“Blessed is he who takes no offense at me”(Mt 11:6)
I’ll never forget the day. It was around 2006-2007. It had been only a matter of time since I stumbled into making a general confession at the Newman Center on the University of Missouri’s campus because of Our Lady’s intercession.
Still grasping and feeling my way through much bewilderment due to such a dramatic turn of events in my life, God managed to direct me to the Church that day. To be honest with you, I can’t recall why I went there or how I found out about it. I assume it was to receive the sacrament of confession again.
I do remember sitting there in the pews in the middle of the Church with only a few other people around.
The Newman Center was staffed by Dominican Priests, and one of them silently sat in the back looking towards the altar. I looked around at the few people sitting in the body of the Church and kept looking back towards the priest, wondering what we were supposed to be doing.
After the third or fourth time looking back at father, I suspect he got a little perturbed. He probably wondered why I wasn’t facing the altar.
Here’s the deal: the reason I wasn’t facing the altar is because I didn’t realize what was going on there.
For whatever reason, (and there were probably a multitude of them) I was blind to the reality taking place. Just naturally though, picking up on the fact that the priest faced that way, I turned around…partly due to the fact that I didn’t want to be an annoyance to the priest.
Catching on to the general direction of everyone in the Church, I looked at the altar. When I looked at the altar, I noticed that there was a golden instrument of some sort standing erect in the middle of it–this drew my attention.
Finally, as if in slow motion, I looked towards the middle of said golden instrument and I saw the Eucharist.
Once again, to be completely honest with you, I was extremely unsure of what I believed about the Eucharist up until that point. I went to Catholic schools for the majority of my life and was an altar server for many years. For whatever reason, the Eucharist was not a living reality in my understanding.
I was one of those people who treated the Eucharist, as Our Lord once told St. Faustina, as “a dead object” (Diary, 1385). Then I experienced the “Eucharistic pop”.
The Eucharistic pop wasn’t audible, but if I may say so, it was one of the loudest things that’s ever happened to me.
All of a sudden, as in the moment of a thunderclap, my eyes were opened and I knew exactly what everyone was doing in the Church: they were adoring and worshipping Jesus Christ, the King of Kings and Lord of Lords.

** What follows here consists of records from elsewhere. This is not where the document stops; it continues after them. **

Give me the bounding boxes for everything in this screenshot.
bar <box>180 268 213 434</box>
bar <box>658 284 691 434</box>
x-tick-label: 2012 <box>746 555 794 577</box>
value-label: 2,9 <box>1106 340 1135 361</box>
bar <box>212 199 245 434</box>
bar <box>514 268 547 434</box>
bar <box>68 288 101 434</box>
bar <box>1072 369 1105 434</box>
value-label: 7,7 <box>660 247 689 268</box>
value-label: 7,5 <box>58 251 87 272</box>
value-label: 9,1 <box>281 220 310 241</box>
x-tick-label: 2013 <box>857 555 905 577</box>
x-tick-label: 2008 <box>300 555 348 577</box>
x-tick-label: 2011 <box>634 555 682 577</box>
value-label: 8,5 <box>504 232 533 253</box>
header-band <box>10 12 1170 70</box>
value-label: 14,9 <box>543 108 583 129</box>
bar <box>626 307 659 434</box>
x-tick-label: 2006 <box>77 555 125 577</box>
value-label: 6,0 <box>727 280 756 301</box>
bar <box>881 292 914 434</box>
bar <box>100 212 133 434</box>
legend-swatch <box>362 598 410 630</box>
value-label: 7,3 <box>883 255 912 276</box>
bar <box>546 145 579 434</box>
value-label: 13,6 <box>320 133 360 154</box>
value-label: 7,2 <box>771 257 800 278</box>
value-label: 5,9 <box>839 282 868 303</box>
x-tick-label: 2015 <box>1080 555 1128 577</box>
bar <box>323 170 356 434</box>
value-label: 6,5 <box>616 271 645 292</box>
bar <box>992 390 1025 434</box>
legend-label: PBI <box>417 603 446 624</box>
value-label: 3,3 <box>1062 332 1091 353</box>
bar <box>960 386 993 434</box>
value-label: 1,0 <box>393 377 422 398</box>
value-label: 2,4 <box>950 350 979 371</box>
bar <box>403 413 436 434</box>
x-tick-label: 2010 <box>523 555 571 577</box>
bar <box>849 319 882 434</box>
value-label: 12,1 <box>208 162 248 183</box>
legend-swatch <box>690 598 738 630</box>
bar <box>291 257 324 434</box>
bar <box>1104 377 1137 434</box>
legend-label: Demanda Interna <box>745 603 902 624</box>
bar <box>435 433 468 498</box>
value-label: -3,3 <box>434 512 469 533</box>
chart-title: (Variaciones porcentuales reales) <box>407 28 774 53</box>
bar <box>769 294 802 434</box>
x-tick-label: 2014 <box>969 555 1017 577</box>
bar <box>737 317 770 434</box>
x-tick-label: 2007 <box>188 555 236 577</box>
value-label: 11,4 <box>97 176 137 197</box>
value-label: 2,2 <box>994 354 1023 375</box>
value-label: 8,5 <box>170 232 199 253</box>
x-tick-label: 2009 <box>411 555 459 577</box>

Looking at the Eucharistic Lord in the monstrance, I now knew a Person was there. I knew that this Person was just as real as any living breathing person around me.
To my astonishment, I heard deeply within my soul, “the Eucharist is a Person.”
That moment left such an imprint, that eventually, I began attending daily Mass, making a daily Holy Hour, joining the seminary and becoming a Catholic Priest. I’ve been ordained for four years now.
The greatest treasure of my life is being in union with the Eucharistic Lord, whether receiving Him in the Holy Sacrifice of the Mass or spending intimate hours with Him in the tabernacle or monstrance.
I share this story because I want every Catholic on the face of the Earth to experience the Eucharistic pop. I know from personal experience that many, many people, even those who go to Mass every Sunday for many years still haven’t experienced this for whatever reason.
The steps I give you are simply what made it happen for me: go and make a heartfelt, sincere and soul-searching confession, receive Jesus as often as you can in a state of grace, and finally spend time with Him outside of Mass, whether in the tabernacle or in an adoration chapel near you.
Spending time with Jesus outside of Mass will awaken you to the reality that this He is a Person that time is to be spent with, not a dead object, but the living and glorious Lord!